From S.Diamond’s Catacombs/Finale
(© Courtesy of the artists/Samuel A. Dog)
What made this evening very special were the videos of the music, created by videographer Diamond in his studio. From the very beginning, the images were startling, moving, both gorgeous and grotesque.
Often they were abstract figures intercepting each other, plunging into a NASA-generated globe. Often they riffed from the literal (skulls for Catacombs, pictures of fruits and vegetables for Market at Limoges).
From S.Diamond’s Bydlo/Unhatched Chicks
(© Courtesy of the artists/Samuel A. Dog)
Mr. Diamond deftly played around with Marc Chagall for The Poor and Rich Jew, though I personally would prefer to see the levitated couples static in the air rather than actually flying. He used a background for Munch’s Scream, and he used African masks, he used wriggling sperm for the Ballet of the Unhatched Chicks. He also used–and this was rare–an actual watercolor by the genesis artist of the music, Viktor Hartmann.
I would have been severely discomfiting knowing that a black-and-white image of a boy was that of Hitler, but only found this in the ending credits. And some of the more garish colors resembled early Technicolor Disney Snow White-style cartoons. Yet this too was appropriate. Fairy tales are an integral part of every Russian composer’s repertory.

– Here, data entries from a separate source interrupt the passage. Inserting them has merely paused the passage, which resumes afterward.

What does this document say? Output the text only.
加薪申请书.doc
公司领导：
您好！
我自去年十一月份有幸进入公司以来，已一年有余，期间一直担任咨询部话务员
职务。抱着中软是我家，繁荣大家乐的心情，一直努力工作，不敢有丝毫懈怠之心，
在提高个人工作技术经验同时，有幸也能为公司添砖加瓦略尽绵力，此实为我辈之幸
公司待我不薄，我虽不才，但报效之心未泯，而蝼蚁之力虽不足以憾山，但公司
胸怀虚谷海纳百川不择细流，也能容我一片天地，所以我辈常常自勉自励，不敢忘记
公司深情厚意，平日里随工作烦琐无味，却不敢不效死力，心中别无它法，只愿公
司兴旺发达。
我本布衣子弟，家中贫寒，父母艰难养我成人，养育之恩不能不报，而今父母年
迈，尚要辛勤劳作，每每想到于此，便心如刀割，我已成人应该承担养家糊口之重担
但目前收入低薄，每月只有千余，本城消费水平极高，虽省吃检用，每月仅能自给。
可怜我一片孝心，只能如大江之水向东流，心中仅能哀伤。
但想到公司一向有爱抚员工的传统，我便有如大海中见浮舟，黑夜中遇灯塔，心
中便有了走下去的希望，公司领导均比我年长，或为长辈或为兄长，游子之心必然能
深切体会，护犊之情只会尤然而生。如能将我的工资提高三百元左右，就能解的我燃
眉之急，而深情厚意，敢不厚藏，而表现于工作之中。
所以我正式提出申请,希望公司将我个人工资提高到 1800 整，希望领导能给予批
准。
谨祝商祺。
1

By the finish, the grand climax of the music, this amalgam of paintings, landscapes, yawning catacombs, giant wheels, and three-dimensional globes from far-off space presented both hallucination, reality and a commingling of both.
Doubts still exist about whether the music produced by Messrs Diamond and Slepian did justice to either the grandest piano score or the most sumptuous Ravel orchestration. And while no video can ever do justice to Mussorgsky’s glorious conception, the pictures created here can certainly be added to the monumental agglomeration inspired by the original monumental creation.